In 2008, Barbosa was living in Florida, dedicated solely to swimming. He shared a house with three other swimmers, as a member of "The Race Club", an elite swim club created by American Olympic champion Gary Hall Jr.

===2008 Olympics===
As a competitor at the 2008 Summer Olympics, he finished 23rd in the 100-metre breaststroke, and 30th in the 200-metre breaststroke.

On May 6, 2009, at the Maria Lenk Aquatic Center, Barbosa swam the 2nd best time in the history of the 200-metre breaststroke: 2:08.44. On May 9, 2009, he swam the 2nd fastest time in history in the 100-metre breaststroke, 59.12 seconds, lowering the time in the end of the next day to 59.03 seconds. Both world records belonged to Kosuke Kitajima (58.91 seconds in the 100-metre, and 2:07.51 in the 200-metre breaststroke).

Swimming at the 2009 World Aquatics Championships, in Rome, he finished 8th in the 100-metre breaststroke, 7th in the 200-metre breaststroke, and 4th place in the 4×100-metre medley with the Brazilian team, in a spectacular race where the top four relay teams broke the world record of the United States from Beijing 2008.

On November 14, 2009, at the FINA World Cup, Barbosa broke the short-course South American record in the 200-metre breaststroke, with a time of 2:04.35.

Swimming at the 2010 Pan Pacific Swimming Championships in Irvine, he finished 8th in the 200-metre breaststroke, classified 14th in the 100-metre breaststroke, but did not swim the final.
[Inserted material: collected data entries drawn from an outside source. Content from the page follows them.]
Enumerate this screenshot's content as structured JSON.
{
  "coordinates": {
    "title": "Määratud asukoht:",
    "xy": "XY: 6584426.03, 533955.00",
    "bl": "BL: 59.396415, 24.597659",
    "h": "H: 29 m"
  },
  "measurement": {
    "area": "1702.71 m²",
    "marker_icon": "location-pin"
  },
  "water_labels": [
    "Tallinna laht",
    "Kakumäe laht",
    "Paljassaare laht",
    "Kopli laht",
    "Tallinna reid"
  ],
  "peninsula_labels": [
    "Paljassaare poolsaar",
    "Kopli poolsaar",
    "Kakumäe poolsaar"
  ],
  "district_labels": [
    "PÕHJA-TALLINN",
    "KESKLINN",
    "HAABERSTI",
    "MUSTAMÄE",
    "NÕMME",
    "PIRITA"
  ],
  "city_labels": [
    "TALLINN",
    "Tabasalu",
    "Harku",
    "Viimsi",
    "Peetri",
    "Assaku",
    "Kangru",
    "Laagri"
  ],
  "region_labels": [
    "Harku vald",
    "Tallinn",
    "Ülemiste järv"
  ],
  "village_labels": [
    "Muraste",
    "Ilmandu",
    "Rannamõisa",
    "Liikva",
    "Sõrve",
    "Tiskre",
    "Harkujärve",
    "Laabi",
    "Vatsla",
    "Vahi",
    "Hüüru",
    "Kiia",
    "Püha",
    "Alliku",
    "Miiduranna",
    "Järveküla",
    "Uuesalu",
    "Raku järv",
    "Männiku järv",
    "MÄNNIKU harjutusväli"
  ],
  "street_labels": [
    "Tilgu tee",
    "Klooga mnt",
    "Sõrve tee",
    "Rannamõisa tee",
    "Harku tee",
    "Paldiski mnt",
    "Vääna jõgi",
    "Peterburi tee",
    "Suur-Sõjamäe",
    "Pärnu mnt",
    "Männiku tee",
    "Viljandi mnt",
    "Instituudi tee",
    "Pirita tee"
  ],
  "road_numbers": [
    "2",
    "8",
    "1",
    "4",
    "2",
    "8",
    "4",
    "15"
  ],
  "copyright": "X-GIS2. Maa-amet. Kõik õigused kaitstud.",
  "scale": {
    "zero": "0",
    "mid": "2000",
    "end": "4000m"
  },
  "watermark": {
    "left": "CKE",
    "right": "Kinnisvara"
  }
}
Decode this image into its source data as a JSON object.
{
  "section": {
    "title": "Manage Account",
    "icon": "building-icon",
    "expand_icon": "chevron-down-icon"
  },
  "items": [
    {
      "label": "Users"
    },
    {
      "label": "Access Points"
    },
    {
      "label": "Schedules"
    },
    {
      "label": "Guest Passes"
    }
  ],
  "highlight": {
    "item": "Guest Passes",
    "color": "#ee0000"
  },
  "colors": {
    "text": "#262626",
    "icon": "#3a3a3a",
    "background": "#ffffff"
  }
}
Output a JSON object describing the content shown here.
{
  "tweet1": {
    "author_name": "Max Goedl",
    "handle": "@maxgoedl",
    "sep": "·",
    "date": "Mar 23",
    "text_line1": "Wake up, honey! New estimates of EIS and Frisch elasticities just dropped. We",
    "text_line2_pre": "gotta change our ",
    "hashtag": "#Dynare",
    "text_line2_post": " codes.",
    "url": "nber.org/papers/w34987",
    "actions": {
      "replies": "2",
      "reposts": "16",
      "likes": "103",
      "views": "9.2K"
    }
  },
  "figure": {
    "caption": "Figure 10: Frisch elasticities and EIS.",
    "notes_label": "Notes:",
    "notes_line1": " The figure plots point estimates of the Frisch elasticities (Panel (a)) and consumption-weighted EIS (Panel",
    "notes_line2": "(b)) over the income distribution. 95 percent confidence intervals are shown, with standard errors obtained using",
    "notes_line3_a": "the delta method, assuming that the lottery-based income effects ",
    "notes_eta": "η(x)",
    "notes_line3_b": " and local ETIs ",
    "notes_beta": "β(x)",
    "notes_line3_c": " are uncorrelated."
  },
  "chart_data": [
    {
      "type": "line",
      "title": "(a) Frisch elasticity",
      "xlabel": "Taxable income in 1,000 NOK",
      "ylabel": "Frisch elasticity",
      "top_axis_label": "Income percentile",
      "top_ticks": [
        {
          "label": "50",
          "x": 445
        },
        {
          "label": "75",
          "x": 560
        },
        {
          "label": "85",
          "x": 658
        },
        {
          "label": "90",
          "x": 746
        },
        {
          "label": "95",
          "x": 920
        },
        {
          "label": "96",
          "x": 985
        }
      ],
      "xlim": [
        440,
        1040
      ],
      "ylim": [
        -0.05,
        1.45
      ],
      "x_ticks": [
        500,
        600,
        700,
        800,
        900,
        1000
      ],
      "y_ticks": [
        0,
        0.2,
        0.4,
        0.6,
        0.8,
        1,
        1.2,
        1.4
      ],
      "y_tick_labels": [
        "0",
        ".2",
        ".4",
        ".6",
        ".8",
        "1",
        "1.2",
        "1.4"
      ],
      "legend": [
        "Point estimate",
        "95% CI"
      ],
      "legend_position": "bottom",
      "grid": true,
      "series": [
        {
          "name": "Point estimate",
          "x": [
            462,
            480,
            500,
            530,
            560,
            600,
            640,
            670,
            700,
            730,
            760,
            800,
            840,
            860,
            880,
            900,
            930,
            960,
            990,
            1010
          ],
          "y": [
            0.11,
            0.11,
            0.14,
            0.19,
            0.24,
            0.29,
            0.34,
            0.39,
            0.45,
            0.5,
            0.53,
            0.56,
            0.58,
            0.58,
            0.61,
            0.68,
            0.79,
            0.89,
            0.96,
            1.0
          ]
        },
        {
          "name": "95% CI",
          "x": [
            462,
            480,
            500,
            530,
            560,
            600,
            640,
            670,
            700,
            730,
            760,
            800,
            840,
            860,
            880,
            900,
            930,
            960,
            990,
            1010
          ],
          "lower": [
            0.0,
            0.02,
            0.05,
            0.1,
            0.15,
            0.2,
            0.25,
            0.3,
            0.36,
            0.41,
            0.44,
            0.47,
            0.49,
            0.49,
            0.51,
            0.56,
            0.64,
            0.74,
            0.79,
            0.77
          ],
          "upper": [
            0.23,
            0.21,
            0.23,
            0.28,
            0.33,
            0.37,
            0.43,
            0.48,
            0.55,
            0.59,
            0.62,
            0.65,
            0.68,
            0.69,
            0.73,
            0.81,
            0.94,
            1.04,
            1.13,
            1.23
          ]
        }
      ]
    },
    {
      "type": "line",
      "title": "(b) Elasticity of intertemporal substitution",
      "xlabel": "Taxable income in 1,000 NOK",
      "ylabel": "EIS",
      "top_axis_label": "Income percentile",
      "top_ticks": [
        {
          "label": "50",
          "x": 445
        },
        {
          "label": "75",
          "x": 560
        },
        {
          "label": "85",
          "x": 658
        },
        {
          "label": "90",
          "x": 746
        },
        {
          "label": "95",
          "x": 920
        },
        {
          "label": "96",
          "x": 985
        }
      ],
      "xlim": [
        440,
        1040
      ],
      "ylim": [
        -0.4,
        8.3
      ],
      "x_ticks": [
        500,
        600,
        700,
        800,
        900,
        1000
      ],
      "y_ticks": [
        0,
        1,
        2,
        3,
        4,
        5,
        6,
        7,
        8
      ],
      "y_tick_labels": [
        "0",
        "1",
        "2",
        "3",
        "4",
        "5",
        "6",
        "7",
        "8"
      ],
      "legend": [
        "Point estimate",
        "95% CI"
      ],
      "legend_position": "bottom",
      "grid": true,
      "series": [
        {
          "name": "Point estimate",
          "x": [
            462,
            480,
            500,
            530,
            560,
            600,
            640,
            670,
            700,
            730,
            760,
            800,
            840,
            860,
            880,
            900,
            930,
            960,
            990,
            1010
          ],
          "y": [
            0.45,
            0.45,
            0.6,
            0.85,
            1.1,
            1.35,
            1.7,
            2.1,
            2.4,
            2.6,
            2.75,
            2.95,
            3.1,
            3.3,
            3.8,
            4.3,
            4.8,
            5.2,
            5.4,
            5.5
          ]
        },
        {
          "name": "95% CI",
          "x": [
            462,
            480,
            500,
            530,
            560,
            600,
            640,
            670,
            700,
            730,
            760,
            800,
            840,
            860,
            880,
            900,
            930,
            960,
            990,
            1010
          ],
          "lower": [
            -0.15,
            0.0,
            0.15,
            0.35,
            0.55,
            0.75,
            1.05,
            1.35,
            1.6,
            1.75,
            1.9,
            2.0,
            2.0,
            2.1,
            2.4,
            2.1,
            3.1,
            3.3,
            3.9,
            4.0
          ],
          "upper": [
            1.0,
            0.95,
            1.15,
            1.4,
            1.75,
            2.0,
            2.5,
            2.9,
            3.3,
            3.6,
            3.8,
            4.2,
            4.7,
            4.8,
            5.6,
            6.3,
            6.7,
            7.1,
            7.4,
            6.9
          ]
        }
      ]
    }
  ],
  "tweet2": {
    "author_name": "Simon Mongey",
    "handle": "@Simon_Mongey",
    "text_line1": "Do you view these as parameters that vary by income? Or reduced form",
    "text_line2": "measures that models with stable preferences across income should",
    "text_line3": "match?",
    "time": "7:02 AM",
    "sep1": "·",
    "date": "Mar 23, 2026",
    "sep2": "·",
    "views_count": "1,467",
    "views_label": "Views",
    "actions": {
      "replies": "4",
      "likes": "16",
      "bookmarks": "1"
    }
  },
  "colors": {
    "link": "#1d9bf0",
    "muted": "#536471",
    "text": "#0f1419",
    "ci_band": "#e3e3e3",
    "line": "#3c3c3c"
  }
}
He swam 13th in the 50-metre breaststroke.

At the 2010 FINA World Swimming Championships (25 m), in Dubai, he won a bronze medal in the 4×100-metre medley. He was disqualified, however, in 100-metre breaststroke heats.

In 2011, Barbosa was one of four swimmers from Brazil caught in doping test by the use of the banned substance furosemide. The Court of Arbitration for Sport (CAS) found that Barbosa was not guilty in the case and decided to just keep the warning already stipulated by the CBDA (Brazilian Aquatic Sports Confederation).

===2012 Olympics===
At the 2012 Summer Olympics, he competed in the Men's 200-metre breaststroke, finishing in 19th place overall in the heats, failing to qualify for the semifinals.